Similarly, resilience is a contentious and debated term in literature (Allmark et al., 2014; Olsson et al., 2015). In 17th-century physics, resilience was identified as a term that described an object’s elasticity to absorb and release energy. Two centuries later, the term came to be understood as a metaphor to recover from or overcome adversity in order to return to the ‘as you were’ endpoint (Allmark et al., 2014: 1472). Allmark et al. (2014) suggest that where individuals or communities are facing ongoing, oppressive and unequal challenges, the ‘as you were’ endpoint is inadequate. Instead, they advocate for an ‘as you should be’ endpoint, where social change is considered.
The Families and Collective Futures programme is critical of the notion of bouncing back to an ‘as you were’ state, particularly in systems where communities continue to face inequality and oppression. The concept of collective resilience is understood as an implicit strength-based approach that speaks to ‘assets rather than deficits’ (Allmark et al., 2014: 1471) and the tenacity of people. This strength-based approach is also found in polyvagal theory which is not only about what humans inherit from their evolutionary history, but also includes the resources they came into the world with (Porges and Dana, 2018). Furthermore, collective resilience is understood within an African philosophical position where the drive towards an ‘as it should be’ endpoint is a shared task within the collective. The case vignette will highlight practices where the strengths of the group are surfaced and reflected on as elements of health and healing – the medicine that can be found in the circle.
Methods
The Families and Collective Futures programme is measured by a monitoring and evaluation strategy that follows an outcomes assessment approach. Data collection tools are designed to be flexible and sensitive to cultural and physical diversity.

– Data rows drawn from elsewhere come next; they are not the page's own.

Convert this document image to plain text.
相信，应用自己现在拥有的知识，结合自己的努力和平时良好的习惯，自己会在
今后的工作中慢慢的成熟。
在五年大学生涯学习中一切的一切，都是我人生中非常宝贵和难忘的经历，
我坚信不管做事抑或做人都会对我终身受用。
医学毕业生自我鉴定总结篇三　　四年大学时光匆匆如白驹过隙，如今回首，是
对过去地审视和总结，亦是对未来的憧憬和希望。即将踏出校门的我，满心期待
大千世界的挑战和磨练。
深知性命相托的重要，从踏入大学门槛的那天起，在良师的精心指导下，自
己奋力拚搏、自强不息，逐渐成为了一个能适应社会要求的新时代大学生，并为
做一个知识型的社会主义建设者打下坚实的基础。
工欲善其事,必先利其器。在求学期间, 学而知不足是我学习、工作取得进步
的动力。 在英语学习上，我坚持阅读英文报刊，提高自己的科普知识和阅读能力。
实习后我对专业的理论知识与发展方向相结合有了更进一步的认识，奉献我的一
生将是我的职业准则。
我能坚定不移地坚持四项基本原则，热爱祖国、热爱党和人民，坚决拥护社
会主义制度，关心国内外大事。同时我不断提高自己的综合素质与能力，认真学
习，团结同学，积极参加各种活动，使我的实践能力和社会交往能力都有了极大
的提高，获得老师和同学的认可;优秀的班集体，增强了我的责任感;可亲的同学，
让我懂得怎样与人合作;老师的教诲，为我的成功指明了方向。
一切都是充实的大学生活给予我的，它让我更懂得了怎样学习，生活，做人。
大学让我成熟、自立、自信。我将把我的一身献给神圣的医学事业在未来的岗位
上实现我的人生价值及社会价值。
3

Ongoing reflection, learning and adaptation are integral parts of the project activities, ensuring that the programme’s effects are tracked in real time.

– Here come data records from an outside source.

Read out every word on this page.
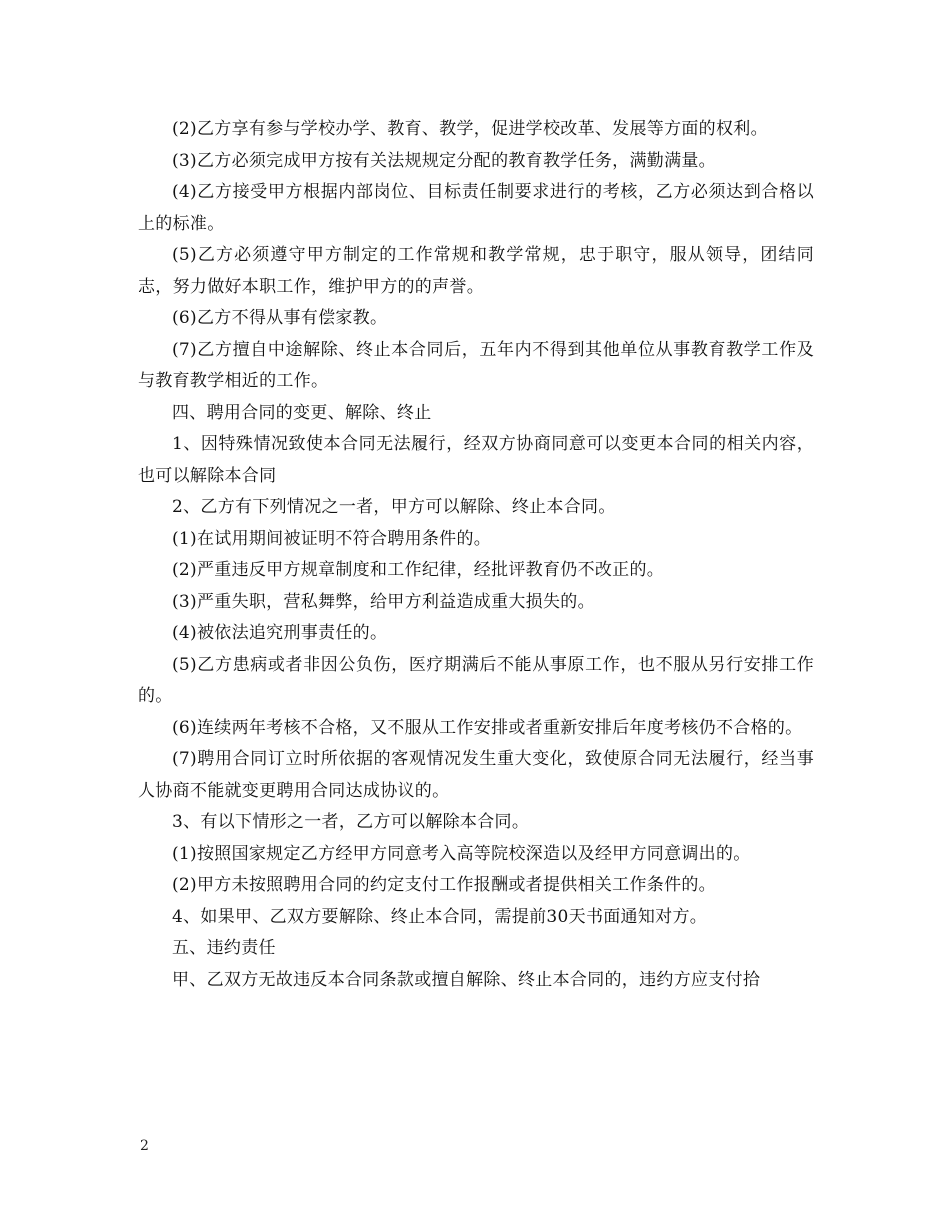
(2)乙方享有参与学校办学、教育、教学，促进学校改革、发展等方面的权利。

(3)乙方必须完成甲方按有关法规规定分配的教育教学任务，满勤满量。

(4)乙方接受甲方根据内部岗位、目标责任制要求进行的考核，乙方必须达到合格以上的标准。

(5)乙方必须遵守甲方制定的工作常规和教学常规，忠于职守，服从领导，团结同志，努力做好本职工作，维护甲方的的声誉。

(6)乙方不得从事有偿家教。

(7)乙方擅自中途解除、终止本合同后，五年内不得到其他单位从事教育教学工作及与教育教学相近的工作。

四、聘用合同的变更、解除、终止

1、因特殊情况致使本合同无法履行，经双方协商同意可以变更本合同的相关内容，也可以解除本合同

2、乙方有下列情况之一者，甲方可以解除、终止本合同。

(1)在试用期间被证明不符合聘用条件的。

(2)严重违反甲方规章制度和工作纪律，经批评教育仍不改正的。

(3)严重失职，营私舞弊，给甲方利益造成重大损失的。

(4)被依法追究刑事责任的。

(5)乙方患病或者非因公负伤，医疗期满后不能从事原工作，也不服从另行安排工作的。

(6)连续两年考核不合格，又不服从工作安排或者重新安排后年度考核仍不合格的。

(7)聘用合同订立时所依据的客观情况发生重大变化，致使原合同无法履行，经当事人协商不能就变更聘用合同达成协议的。

3、有以下情形之一者，乙方可以解除本合同。

(1)按照国家规定乙方经甲方同意考入高等院校深造以及经甲方同意调出的。

(2)甲方未按照聘用合同的约定支付工作报酬或者提供相关工作条件的。

4、如果甲、乙双方要解除、终止本合同，需提前30天书面通知对方。

五、违约责任

甲、乙双方无故违反本合同条款或擅自解除、终止本合同的，违约方应支付拾

2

The focus of this article is on the first phase, called ‘Meeting and Mapping’ of the Families and Collective Futures programme, where facilitators are building trust and rapport with the groups, generating a shared language around mental health and well-being and mapping out risk and protective factors that are unique to the community. The second phase involves the implementation of arts-based psychosocial programmes, such as youth groups, based on the information gathered in the first phase. The final phase is a review of the programmes, reporting on the findings and discussions on the way forward with the community. Therefore, in Phase 1, immediate outcomes were measured, but it cannot yet speak to impact. Immediate outcomes included (1) establishing a stronger sense of self, (2) establishing a sense of a potential safe space, (3) regulating emotions and (4) developing and sustaining healthy relationships. Indicators for these outcomes included (1) the number of participants who attended the workshop, (2) the drop-off percentage, (3) participants who took initiative during the workshop, (4) participants’ ability to define what health and wellness would look like to them, (5) participants’ ability to notice and express changes in mood and energy and (6) participants’ ability to work in groups towards common goals. All participants gave consent for this workshop to be referred in this article.
Case vignette
This case vignette aims to demonstrate how embodied arts-based methods can be applied to achieve greater awareness of autonomic nervous system responses among participants in order to increase their ability to self-regulate and co-regulate. It is based on a 2-day workshop delivered by a team of two qualified and Health Professions Council of South Africa (HPCSA)-registered drama therapists, an applied drama practitioner, and an arts activist, musician and storyteller to an agricultural community in the Western Cape in South Africa. There were three generations of labourers present in the workshop and a total of 72 adults and children, ages between 18 months and 81 years old, with a 0.3% drop-off rate for those who had to leave the workshop to attend to farm work.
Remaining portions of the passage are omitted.